Hello everyone I'm trying to use grid-stride method and atomic functions to do multi-block reduction.
I know that the usual way to do this is to launch two kernels or use lastblock method as directed in this note.(or this tutorial)
However, I thought this could also be done by using grid-stride with atomic code.
As I tested, it worked very well..
until for some number, it gives the wrong answer. (which is very weird)
I have tested for some "n"s and found that I get wrong answer for n = 1234565, 1234566, 1234567.
This is my whole code of doing n sum of 1. So the answer should be n.

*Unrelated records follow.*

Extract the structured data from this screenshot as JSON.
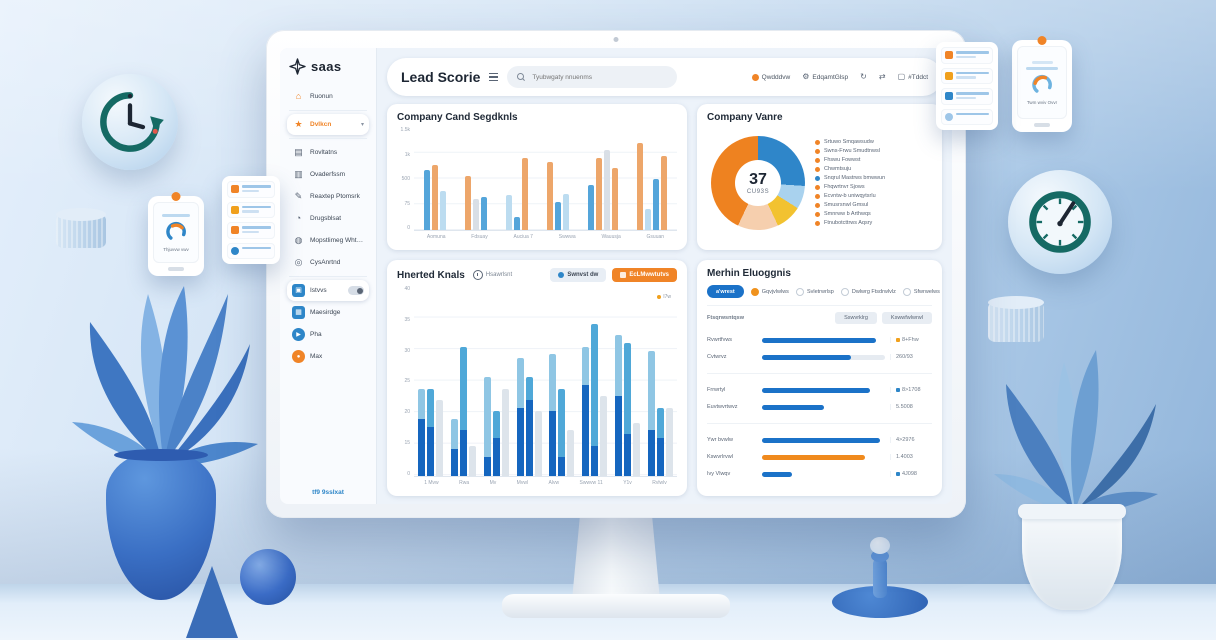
{
  "accent": {
    "orange": "#f08427",
    "blue": "#1f7ac4",
    "teal": "#17655f"
  },
  "logo": {
    "text": "saas"
  },
  "header": {
    "title": "Lead Scorie",
    "search_placeholder": "Tyubwgaty nnuenms",
    "actions": [
      {
        "icon": "status-dot-icon",
        "label": "Qwdddvw"
      },
      {
        "icon": "gear-icon",
        "label": "EdqamtGlsp"
      },
      {
        "icon": "refresh-icon",
        "label": ""
      },
      {
        "icon": "swap-icon",
        "label": ""
      },
      {
        "icon": "panel-icon",
        "label": "#Tddct"
      }
    ]
  },
  "sidebar": {
    "items": [
      {
        "icon": "home-icon",
        "label": "Ruonun",
        "color": "orange"
      },
      {
        "icon": "star-icon",
        "label": "Dvlkcn",
        "color": "orange",
        "active": true,
        "chevron": true
      },
      {
        "icon": "report-icon",
        "label": "Rovltatns",
        "color": "dark"
      },
      {
        "icon": "layers-icon",
        "label": "Ovaderfssm",
        "color": "dark"
      },
      {
        "icon": "pencil-icon",
        "label": "Reaxtep Ptomsrk",
        "color": "dark"
      },
      {
        "icon": "clock-icon",
        "label": "Drugsblsat",
        "color": "dark"
      },
      {
        "icon": "user-icon",
        "label": "Mopstlimeg Whtsive",
        "color": "dark"
      },
      {
        "icon": "globe-icon",
        "label": "CysAnrtnd",
        "color": "dark"
      },
      {
        "icon": "card-icon",
        "label": "Istvvs",
        "color": "blue",
        "toggle": true,
        "highlight": true
      },
      {
        "icon": "grid-icon",
        "label": "Maesirdge",
        "color": "blue"
      },
      {
        "icon": "play-icon",
        "label": "Pha",
        "color": "blue2"
      },
      {
        "icon": "dot-icon",
        "label": "Max",
        "color": "orange2"
      }
    ],
    "bottom_link": "tf9 9sslxat"
  },
  "cards": {
    "segments": {
      "title": "Company Cand Segdknls",
      "chart": {
        "type": "bar",
        "yticks": [
          "1.5k",
          "1k",
          "500",
          "75",
          "0"
        ],
        "colors": {
          "blue": "#54a5da",
          "orange": "#eda66a",
          "light": "#bcdcf0",
          "gray": "#d9dfe6"
        },
        "groups": [
          {
            "label": "Aomuna",
            "bars": [
              {
                "c": "blue",
                "v": 58
              },
              {
                "c": "orange",
                "v": 63
              },
              {
                "c": "light",
                "v": 38
              }
            ]
          },
          {
            "label": "Fdsuay",
            "bars": [
              {
                "c": "orange",
                "v": 52
              },
              {
                "c": "gray",
                "v": 30
              },
              {
                "c": "blue",
                "v": 32
              }
            ]
          },
          {
            "label": "Auciua 7",
            "bars": [
              {
                "c": "light",
                "v": 34
              },
              {
                "c": "blue",
                "v": 13
              },
              {
                "c": "orange",
                "v": 70
              }
            ]
          },
          {
            "label": "Swwwa",
            "bars": [
              {
                "c": "orange",
                "v": 66
              },
              {
                "c": "blue",
                "v": 27
              },
              {
                "c": "light",
                "v": 35
              }
            ]
          },
          {
            "label": "Wauusja",
            "bars": [
              {
                "c": "blue",
                "v": 44
              },
              {
                "c": "orange",
                "v": 70
              },
              {
                "c": "gray",
                "v": 78
              },
              {
                "c": "orange",
                "v": 60
              }
            ]
          },
          {
            "label": "Gsuuan",
            "bars": [
              {
                "c": "orange",
                "v": 84
              },
              {
                "c": "light",
                "v": 20
              },
              {
                "c": "blue",
                "v": 50
              },
              {
                "c": "orange",
                "v": 72
              }
            ]
          }
        ]
      }
    },
    "venue": {
      "title": "Company Vanre",
      "center_value": "37",
      "center_label": "CU93S",
      "chart": {
        "type": "pie",
        "segments": [
          {
            "label": "Srtuwo Smqawsudw",
            "color": "#2f86c9",
            "value": 26
          },
          {
            "label": "Swns-Frwu Smudtnwsl",
            "color": "#a9d2ee",
            "value": 8
          },
          {
            "label": "Fhswu Fowwst",
            "color": "#f2c230",
            "value": 9
          },
          {
            "label": "Chwmtsuju",
            "color": "#f6cfae",
            "value": 14
          },
          {
            "label": "Snqrul Mastrws",
            "color": "#ee8220",
            "value": 43
          }
        ]
      },
      "legend": [
        {
          "dot": "#f08427",
          "label": "Srtuwo Smqawsudw"
        },
        {
          "dot": "#f08427",
          "label": "Swns-Frwu Smudtnwsl"
        },
        {
          "dot": "#f08427",
          "label": "Fhswu Fowwst"
        },
        {
          "dot": "#f08427",
          "label": "Chwmtsuju"
        },
        {
          "dot": "#2e86c8",
          "label": "Snqrul Mastrws bmwwun"
        },
        {
          "dot": "#f08427",
          "label": "Fhqwrtnvr Sjows"
        },
        {
          "dot": "#f08427",
          "label": "Ecvntw-b uniwqytsrlu"
        },
        {
          "dot": "#f08427",
          "label": "Smusrsnwl Gmsul"
        },
        {
          "dot": "#f08427",
          "label": "Smnrww b Arthwqs"
        },
        {
          "dot": "#f08427",
          "label": "Ftnubotcttrws Aqsry"
        }
      ]
    },
    "knals": {
      "title": "Hnerted Knals",
      "subtitle": "Hsawrlsnt",
      "buttons": [
        {
          "style": "light",
          "label": "Swnvst dw"
        },
        {
          "style": "orange",
          "label": "EcLMwwtutvs"
        }
      ],
      "legend_chip": "I7w",
      "chart": {
        "type": "bar-stacked",
        "yticks": [
          "40",
          "35",
          "30",
          "25",
          "20",
          "15",
          "0"
        ],
        "groups": [
          {
            "label": "1 Mvw",
            "s1": [
              30,
              16
            ],
            "s2": [
              26,
              20
            ],
            "g": 40
          },
          {
            "label": "Rwa",
            "s1": [
              14,
              16
            ],
            "s2": [
              24,
              44
            ],
            "g": 16
          },
          {
            "label": "Mv",
            "s1": [
              10,
              42
            ],
            "s2": [
              20,
              14
            ],
            "g": 46
          },
          {
            "label": "Mvwl",
            "s1": [
              36,
              26
            ],
            "s2": [
              40,
              12
            ],
            "g": 34
          },
          {
            "label": "Alvw",
            "s1": [
              34,
              30
            ],
            "s2": [
              10,
              36
            ],
            "g": 24
          },
          {
            "label": "Swwvw 11",
            "s1": [
              48,
              20
            ],
            "s2": [
              16,
              64
            ],
            "g": 42
          },
          {
            "label": "Y1v",
            "s1": [
              42,
              32
            ],
            "s2": [
              22,
              48
            ],
            "g": 28
          },
          {
            "label": "Rvlwlv",
            "s1": [
              24,
              42
            ],
            "s2": [
              20,
              16
            ],
            "g": 36
          }
        ]
      }
    },
    "metrics": {
      "title": "Merhin Eluoggnis",
      "active_pill": "a'wrest",
      "radios": [
        {
          "label": "Gqvjvlwlws",
          "checked": true
        },
        {
          "label": "Svletrwrlsp",
          "checked": false
        },
        {
          "label": "Dwlwrg Ftsdrwlvlz",
          "checked": false
        },
        {
          "label": "Sfwrwelws",
          "checked": false
        }
      ],
      "row_header": "Ftsqrwsntqsw",
      "column_pills": [
        "Sswvrklrg",
        "Kswwfwlwrwl"
      ],
      "rows": [
        {
          "label": "Rvwrtfvws",
          "pct": 93,
          "color": "#1b72c8",
          "value": "8+Fhw",
          "accent": "#f0a01d"
        },
        {
          "label": "Cvtwrvz",
          "pct": 72,
          "color": "#1b72c8",
          "value": "260/93",
          "track": true
        },
        {
          "label": "Frrwrtyl",
          "pct": 88,
          "color": "#1b72c8",
          "value": "8>1708",
          "accent": "#2e86c8"
        },
        {
          "label": "Euvtwvrtwvz",
          "pct": 50,
          "color": "#1b72c8",
          "value": "5.5008"
        },
        {
          "label": "Ywr bvwlw",
          "pct": 96,
          "color": "#1b72c8",
          "value": "4>2976"
        },
        {
          "label": "Kswvrlrvwl",
          "pct": 84,
          "color": "#f08a1d",
          "value": "1.4003"
        },
        {
          "label": "Ivy Vlwqv",
          "pct": 24,
          "color": "#1b72c8",
          "value": "4J098",
          "accent": "#2e86c8"
        }
      ],
      "dividers": [
        1,
        3
      ]
    }
  },
  "decor": {
    "left_phone_caption": "Thjuvvw vwv",
    "right_phone_caption": "Twm wviv Ovvr"
  }
}
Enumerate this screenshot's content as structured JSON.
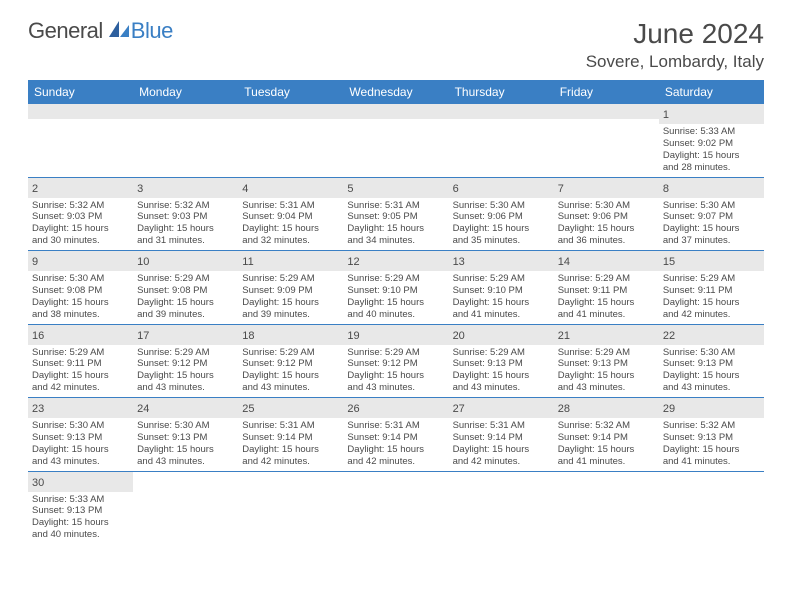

Any help or comment is appreciated.
#include<iostream>
__global__ void stride_sum(const double* input,
const int size,
double* sumOut){
extern __shared__ double sm[];
unsigned int tid = threadIdx.x;
unsigned int i = blockDim.x * blockIdx.x + tid;
//doing grid loop using stride method.
for(unsigned int s=i;
s<size;
s+=blockDim.x*gridDim.x){
sm[tid] = input[i];
__syncthreads();
//doing parallel reduction.
for(unsigned int ss = blockDim.x/2;ss>0;ss>>=1){
if(tid<ss && tid+ss<size) sm[tid] += sm[tid+ss];
__syncthreads();
}
//atomically add results to sumOut.
if(tid==0) atomicAdd(sumOut, sm[0]);
}
}
int main(){
unsigned int n = 1234567;
int blockSize = 4;
int nBlocks = (n + blockSize - 1) / blockSize;
int sharedMemory = sizeof(double)*blockSize;
double *data, *sum;
cudaMallocManaged(&data, sizeof(double)*n);
cudaMallocManaged(&sum, sizeof(double));
std::fill_n(data,n,1.);
std::fill_n(sum,1,0.);
stride_sum<<<nBlocks, blockSize, sharedMemory>>>(data,n,sum);
cudaDeviceSynchronize();
printf("res: 10.f \n",sum[0]);
cudaFree(data);
cudaFree(sum);
return 0;
}
You have gotten quite a lot wrong in your implementation. This will work:
__global__ void stride_sum(const double* input,
const int size,
double* sumOut)
{
extern __shared__ volatile double sm[];
unsigned int tid = threadIdx.x;
unsigned int i = blockDim.x * blockIdx.x + tid;
//doing grid loop using stride method.
double val = 0.;
for(unsigned int s=i; s<size; s+=blockDim.x*gridDim.x){
val += input[i];
}
// Load partial sum to memory
sm[tid] = val;
__syncthreads();
//doing parallel reduction.
for(unsigned int ss = blockDim.x/2;ss>0;ss>>=1){
if(tid<ss && tid+ss<size) sm[tid] += sm[tid+ss];
__syncthreads();
}
//atomically add results to sumOut.
if(tid==0) atomicAdd(sumOut, sm[0]);
}
[Never compiled and run, use a own risk]
In short -- do the grid strided summation, then a single shared memory reduction, then a single atomic update. Your implementation has undefined behaviour in a few places, especially the conditionally executed __syncthreads
calls and using uninitialized shared memory when some threads fall out of the summation loop.